Darron Wilkinson

Personal information
- Full name: Darron Bromley Wilkinson
- Date of birth: 24 November 1969 (age 55)
- Place of birth: Reading, England
- Height: 5 ft 11 in (1.80 m)
- Position(s): Midfielder

Youth career
- Wokingham Town

Senior career*
- Years: Team / Apps / (Gls)
- 198?–1992: Wokingham Town
- 1992–1994: Brighton & Hove Albion / 38 / (3)
- 1994–1995: Kui Tan
- 1995–1999: Hayes / 115 / (4)
- 1999–2000: Woking / 35 / (?)
- 2000–2007: Slough Town / 205 / (2)

Managerial career
- 2007: Slough Town

= Darron Wilkinson (English footballer) =

English footballer

Darron Bromley Wilkinson (born 24 November 1969) is an English former professional footballer who played as a midfielder in the Football League for Brighton & Hove Albion.

==Life and career==
Wilkinson was born in 1969 in Reading, Berkshire, and began his football career with Wokingham Town as a 13-year-old. He signed for Brighton & Hove Albion in 1992, and made 48 appearances in all competitions before being released two years later. After a season with Hong Kong First Division League club Kui Tan, he returned to England and joined Hayes, helping them win the 1995–96 Isthmian League title and with it promotion to the Conference.

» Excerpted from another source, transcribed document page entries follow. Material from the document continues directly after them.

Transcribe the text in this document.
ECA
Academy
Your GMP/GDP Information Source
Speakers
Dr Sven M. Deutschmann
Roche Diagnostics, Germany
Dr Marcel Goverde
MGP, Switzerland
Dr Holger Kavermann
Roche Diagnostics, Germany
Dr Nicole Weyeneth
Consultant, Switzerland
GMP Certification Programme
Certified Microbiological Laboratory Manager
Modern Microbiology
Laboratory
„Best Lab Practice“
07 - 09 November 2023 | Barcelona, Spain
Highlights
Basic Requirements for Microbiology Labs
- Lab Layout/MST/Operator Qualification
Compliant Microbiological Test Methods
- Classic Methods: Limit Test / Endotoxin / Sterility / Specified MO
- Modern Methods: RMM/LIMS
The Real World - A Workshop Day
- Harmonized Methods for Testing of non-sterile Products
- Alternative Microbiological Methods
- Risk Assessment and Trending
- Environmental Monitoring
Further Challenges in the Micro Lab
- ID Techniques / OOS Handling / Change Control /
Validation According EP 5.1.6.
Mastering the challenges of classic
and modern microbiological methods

He made 203 appearances for the club, of which 115 were in the Conference, and captained the team in 1998–99, before moving on to another Conference club, Woking. He made 35 Conference appearances before joining Slough Town, where he was a regular in the team for seven seasons, including a year as player-coach and ten months as player-manager.

He continued his coaching career with clubs including Hayes & Yeading United's reserves, Beaconsfield SYCOB, Wokingham & Emmbrook, and Harrow Borough. Outside football, he works as a scaffolder.